Only when we have felt the terror of the matter, can we recognize the incomparable kindness.
On the day that Elizabeth Edwards was laid to rest in Raleigh, North Carolina, Mark Madoff hanged himself in his SoHo apartment, his two-year-old son sleeping in a nearby room. Two very different kinds of deaths and, one can safely presume, very different kinds of lives.
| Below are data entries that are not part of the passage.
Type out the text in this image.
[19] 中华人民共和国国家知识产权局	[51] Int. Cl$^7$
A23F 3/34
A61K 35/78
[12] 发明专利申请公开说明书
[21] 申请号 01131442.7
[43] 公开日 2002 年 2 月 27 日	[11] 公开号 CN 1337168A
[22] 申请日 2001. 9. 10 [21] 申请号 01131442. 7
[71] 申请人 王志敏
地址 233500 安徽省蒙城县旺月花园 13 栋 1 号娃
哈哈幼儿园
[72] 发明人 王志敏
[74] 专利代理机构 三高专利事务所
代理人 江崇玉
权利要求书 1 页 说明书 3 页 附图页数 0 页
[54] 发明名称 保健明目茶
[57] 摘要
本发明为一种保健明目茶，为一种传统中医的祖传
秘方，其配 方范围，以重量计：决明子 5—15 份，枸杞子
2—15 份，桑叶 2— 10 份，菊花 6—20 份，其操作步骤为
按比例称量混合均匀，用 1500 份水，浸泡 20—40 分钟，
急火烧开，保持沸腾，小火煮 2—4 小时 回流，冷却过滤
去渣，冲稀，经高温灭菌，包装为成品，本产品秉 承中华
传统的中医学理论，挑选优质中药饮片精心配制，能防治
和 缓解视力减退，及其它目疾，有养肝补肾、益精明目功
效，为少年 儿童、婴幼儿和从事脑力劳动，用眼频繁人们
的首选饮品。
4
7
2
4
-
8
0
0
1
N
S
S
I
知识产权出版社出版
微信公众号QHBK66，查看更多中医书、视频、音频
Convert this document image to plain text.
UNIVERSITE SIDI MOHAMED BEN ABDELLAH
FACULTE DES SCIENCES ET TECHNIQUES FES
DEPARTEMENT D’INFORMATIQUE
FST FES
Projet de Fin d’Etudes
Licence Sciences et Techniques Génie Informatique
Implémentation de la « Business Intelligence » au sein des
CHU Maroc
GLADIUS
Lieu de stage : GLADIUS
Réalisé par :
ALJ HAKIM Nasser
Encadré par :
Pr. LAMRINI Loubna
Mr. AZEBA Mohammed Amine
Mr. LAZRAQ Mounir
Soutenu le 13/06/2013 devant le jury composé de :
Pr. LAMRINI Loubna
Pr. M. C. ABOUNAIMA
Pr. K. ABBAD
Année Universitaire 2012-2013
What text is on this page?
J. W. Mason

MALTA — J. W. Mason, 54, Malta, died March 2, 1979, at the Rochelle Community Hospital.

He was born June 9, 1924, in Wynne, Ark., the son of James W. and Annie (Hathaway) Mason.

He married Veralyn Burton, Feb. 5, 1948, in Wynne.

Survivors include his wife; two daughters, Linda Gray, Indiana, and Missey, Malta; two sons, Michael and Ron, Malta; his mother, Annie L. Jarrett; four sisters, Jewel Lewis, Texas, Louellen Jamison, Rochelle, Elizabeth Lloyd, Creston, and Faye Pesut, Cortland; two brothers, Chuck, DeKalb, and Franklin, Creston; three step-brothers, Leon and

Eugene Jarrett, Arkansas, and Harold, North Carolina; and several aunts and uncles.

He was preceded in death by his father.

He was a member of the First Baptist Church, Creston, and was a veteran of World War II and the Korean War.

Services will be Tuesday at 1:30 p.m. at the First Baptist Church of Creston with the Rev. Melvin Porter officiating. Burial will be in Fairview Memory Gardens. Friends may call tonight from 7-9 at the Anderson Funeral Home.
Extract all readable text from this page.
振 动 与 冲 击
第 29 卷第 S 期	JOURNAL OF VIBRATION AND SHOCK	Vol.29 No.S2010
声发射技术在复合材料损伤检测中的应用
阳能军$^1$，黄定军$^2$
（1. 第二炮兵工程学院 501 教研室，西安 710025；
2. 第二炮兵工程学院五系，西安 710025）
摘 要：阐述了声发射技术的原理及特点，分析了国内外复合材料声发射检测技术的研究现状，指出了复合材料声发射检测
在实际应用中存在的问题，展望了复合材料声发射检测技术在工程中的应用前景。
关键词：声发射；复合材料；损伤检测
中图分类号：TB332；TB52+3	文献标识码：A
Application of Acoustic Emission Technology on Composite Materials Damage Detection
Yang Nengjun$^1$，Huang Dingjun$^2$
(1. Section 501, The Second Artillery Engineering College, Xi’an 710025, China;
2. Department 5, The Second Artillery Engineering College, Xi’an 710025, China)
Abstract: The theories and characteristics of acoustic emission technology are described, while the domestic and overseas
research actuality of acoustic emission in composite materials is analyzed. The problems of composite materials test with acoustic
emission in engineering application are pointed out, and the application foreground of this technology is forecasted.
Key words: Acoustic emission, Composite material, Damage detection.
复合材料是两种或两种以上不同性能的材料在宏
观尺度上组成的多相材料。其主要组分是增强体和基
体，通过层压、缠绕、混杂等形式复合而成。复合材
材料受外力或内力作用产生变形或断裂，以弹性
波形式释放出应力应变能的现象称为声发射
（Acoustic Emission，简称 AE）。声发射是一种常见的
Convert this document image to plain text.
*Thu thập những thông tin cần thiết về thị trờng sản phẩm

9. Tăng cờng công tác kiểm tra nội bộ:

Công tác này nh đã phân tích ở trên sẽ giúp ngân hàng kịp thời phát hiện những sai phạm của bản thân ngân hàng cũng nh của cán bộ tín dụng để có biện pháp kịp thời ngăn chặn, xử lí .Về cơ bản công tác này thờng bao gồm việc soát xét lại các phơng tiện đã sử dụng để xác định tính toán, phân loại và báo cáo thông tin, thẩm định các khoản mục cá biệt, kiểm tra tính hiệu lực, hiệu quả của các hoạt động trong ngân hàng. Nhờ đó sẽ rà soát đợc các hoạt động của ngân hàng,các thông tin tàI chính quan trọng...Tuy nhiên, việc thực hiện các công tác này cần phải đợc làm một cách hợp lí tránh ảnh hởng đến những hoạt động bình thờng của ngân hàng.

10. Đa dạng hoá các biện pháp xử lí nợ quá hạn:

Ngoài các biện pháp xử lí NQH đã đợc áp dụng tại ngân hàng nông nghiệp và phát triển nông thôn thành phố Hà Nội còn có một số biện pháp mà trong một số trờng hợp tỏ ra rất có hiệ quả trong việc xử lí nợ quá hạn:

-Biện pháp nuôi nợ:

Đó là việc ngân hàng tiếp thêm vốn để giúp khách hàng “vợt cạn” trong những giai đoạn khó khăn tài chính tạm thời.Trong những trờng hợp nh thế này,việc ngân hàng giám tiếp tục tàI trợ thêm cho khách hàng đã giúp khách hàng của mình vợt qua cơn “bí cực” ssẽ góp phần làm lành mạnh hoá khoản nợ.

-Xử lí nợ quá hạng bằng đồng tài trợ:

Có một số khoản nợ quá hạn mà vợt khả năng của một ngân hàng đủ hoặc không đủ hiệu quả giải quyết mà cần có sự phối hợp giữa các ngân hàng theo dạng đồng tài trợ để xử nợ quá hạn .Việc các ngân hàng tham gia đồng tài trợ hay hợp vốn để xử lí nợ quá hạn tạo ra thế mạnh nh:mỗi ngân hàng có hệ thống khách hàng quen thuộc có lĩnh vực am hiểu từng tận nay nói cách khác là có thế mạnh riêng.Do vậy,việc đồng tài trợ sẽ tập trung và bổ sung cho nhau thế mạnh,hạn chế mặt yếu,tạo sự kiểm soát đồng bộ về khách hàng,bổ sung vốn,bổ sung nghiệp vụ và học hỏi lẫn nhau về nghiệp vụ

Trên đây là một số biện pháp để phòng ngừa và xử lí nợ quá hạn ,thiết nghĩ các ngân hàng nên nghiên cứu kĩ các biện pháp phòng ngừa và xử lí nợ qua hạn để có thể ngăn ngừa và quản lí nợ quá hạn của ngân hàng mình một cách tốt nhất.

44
The untimely end of each of these public figures captivated our fame-obsessed culture, and media reports dominated the airwaves — at least for the 24 hours generally allotted such news. (Celebrity worship seems to be a correlative of short attention spans — or vice versa). We are intrigued by celebrities (two of my first four posts on this blog dealt with the sudden death of Michael Jackson in 2009) because we imagine them to be so unlike ourselves: no worries about money; the beautiful homes, cars, and clothes; the world travel and the live-in help.
But perhaps we find their deaths fascinating because, for all the presumed glamour of fame and material success, we see that death is the great equalizer. Despite access to the best health care, breast cancer killed Elizabeth Edwards, just as it cruelly takes the lives of the poorest of the poor. Even with vast resources at his disposal, Mark Madoff couldn’t stave off the hopelessness that drives both the powerful and the powerless to suicide.
Here, curiously, is where our culture’s celebrity worship and its concomitant denial of death meet the stark reality of our collective mortality: these famous people are dead and we will be too someday.
In the season of Advent, not unlike Lent, we ponder things like death. Not because of a morbid fascination with dying or even a healthy acknowledgement of its inevitibility, but because the comings of Christ (past, present, and future) cannot be apprehended apart from it.
Jesus was born into a world of evil and death in which power conspired — from the beginning of his life till its end — to destroy him. Through word and sacrament and “in every person that you meet” (Bonhoeffer), Jesus comes to us now, offering life to us and our death-dealing ways. In his final Advent the power of evil and death will be broken forever. This is a mystery we cannot solve or explain (because it’s a mystery); we can only confess it, abide in it, rest in its promised gift.
In a Christmas Eve meditation from a few years ago, Fleming Rutledge notes that “a famous painting of the annunciation in the Cloisters in New York shows the embryonic Jesus slipping down a shaft of sunlight toward Mary — and he is already carrying his cross.” The baby in the manger is the Suffering Servant; Incarnation cannot be separated from Death and Resurrection (nor from Creation, Salvation, Ecclesiology, Eschatology . . . ). Christmas and the Cross are of a piece.
“Our whole life,” says Bonhoeffer, “is Advent” — a learning to wait and abide, to prepare and be present, to anticipate a future we’ve been given a glimpse of. This would be too much for us without the Christ who comes — Emmanuel (“God is with us”) — and even so it’s damn near impossible sometimes.
For in the time between the times we experience all the tedium and terror that earthly existence offers. Death comes for strangers and friends. It will come for us. It is, after all, the great equalizer. But we pray with the psalmist: “Restore us, O LORD God of hosts; let your face shine, that we may be saved.” In Advent and in all the seasons of our lives we affirm, as a recent creed has it, that “in life, in death, in life beyond death, God is with us. We are not alone.”